MAROKKO: GEFANGENER AKTIVIST IN SEHR SCHLECHTER VERFASSUNG

Sachlage
Am 13. Januar trat Mohamed Lamine Haddi in einen Hungerstreik, um Besuchsgenehmigungen für seine Rechtsbeistände und Familienangehörigen sowie ein Ende seiner Isolationshaft zu fordern. Außerdem möchte er in ein anderes Gefängnis verlegt werden, nachdem er im Gefängnis Tiflet II Misshandlungen und Schikanen durch die Gefängnisbehörden ertragen musste. Auch eine medizinische Behandlung wird ihm verweigert. Am 23. März erzählte er seiner Familie in einem Telefongespräch, dass er nach 69 Tagen Hungerstreik von Gefängniswärter_innen durch einen Schlauch in der Nase zwangsernährt worden war. Außerdem habe man ihm drei Injektionen mit unbekannten Substanzen verabreicht. Nach internationalen Menschenrechtsnormen gilt Zwangsernährung als grausame, unmenschliche und erniedrigende Behandlung. Mohamed Lamine Haddi teilte seiner Familie in dem Telefonat außerdem mit, dass er während seines Hungerstreiks nie ärztlich untersucht worden sei. Seine linke Körperhälfte sei teilweise gelähmt, er leide an Zittern in den Beinen, dem Gefühl, einen Stein in der linken Hand zu haben, Gedächtnisverlust und starken Schmerzen in Magen und Nieren.
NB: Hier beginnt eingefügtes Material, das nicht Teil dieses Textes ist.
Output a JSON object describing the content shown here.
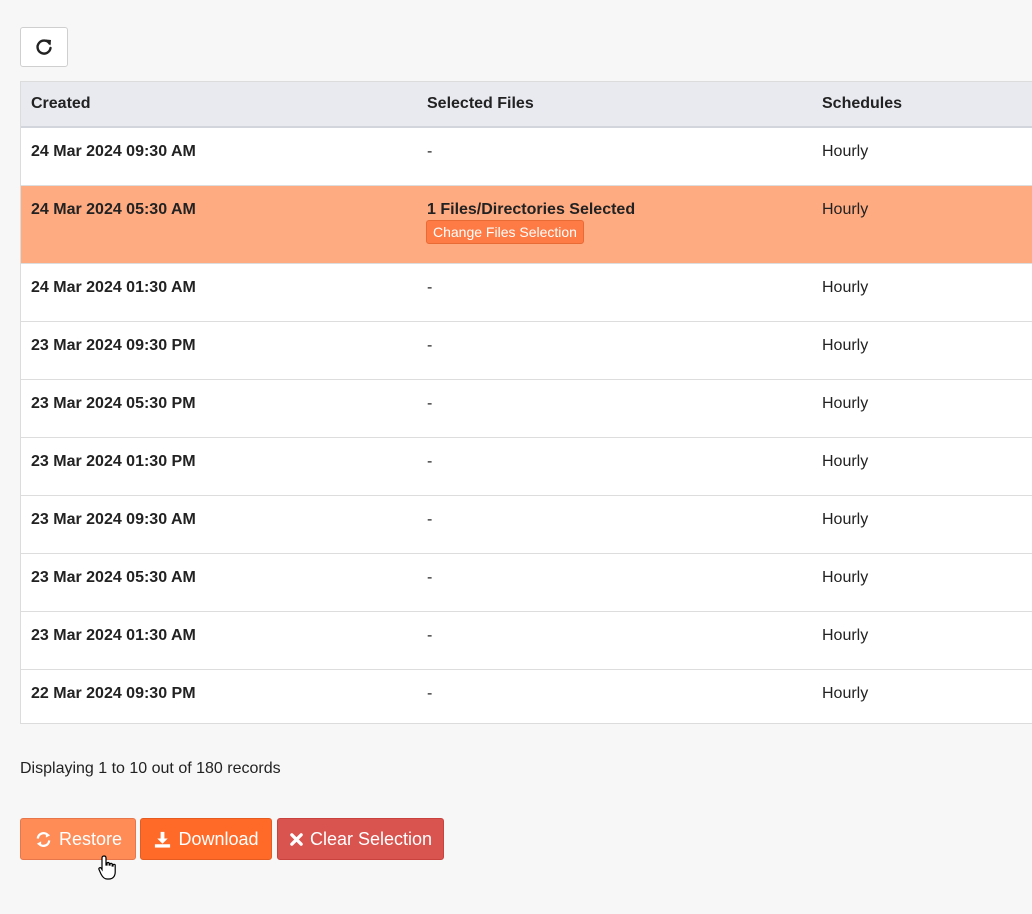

Seit dem 17. September 2017 halten die Behörden Mohamed Lamine Haddi im Gefängnis Tiflet II in Rabat in Isolationshaft fest. Neben ihm werden dort noch weitere Aktivist_innen in Einzelhaft festgehalten, die im Zusammenhang mit Zusammenstößen in Gdeim Izik (Westsahara) im Jahr 2010 zu langen Haftstrafen verurteilt worden waren. Rabat liegt 1.227 Kilometer vom Wohnort ihrer Familien, El-Ayoun, entfernt. El-Ayoun ist die größte Stadt der Westsahara. Mohamed Lamine Haddi ist mindestens 23 Stunden am Tag allein in seiner Zelle eingesperrt, ohne Kontakt zu anderen Häftlingen. Aufgrund von Maßnahmen zur Bekämpfung der Corona-Pandemie waren Familienbesuche seit März 2020 untersagt. Selbst nachdem die Behörden das Besuchsverbot wieder aufgehoben hatten, wurden seine Angehörigen mindestens zweimal (am 1. und 3. März 2021) daran gehindert, ihn zu besuchen.
Hintergrundinformation
Internationale Menschenrechtsstandards, wie die Mindestgrundsätze der Vereinten Nationen für die Behandlung der Gefangenen (Nelson-Mandela-Regeln), definieren Einzel- oder Isolationshaft als Aufenthalt von 22 Stunden oder mehr pro Tag ohne sinnvollen menschlichen Kontakt. Die Mindestgrundsätze legen fest, dass Einzelhaft von mehr als 15 aufeinanderfolgenden Tagen als grausame, unmenschliche oder erniedrigende Behandlung angesehen wird. Nach dem marokkanischen Strafvollzugsgesetz ist die Einzelhaft eine außergewöhnliche Maßnahme, die nur als Sicherheits- oder Schutzmaßnahme für Inhaftierte angeordnet wird. Auch das marokkanische Strafgesetzbuch stellt Folter unter Strafe.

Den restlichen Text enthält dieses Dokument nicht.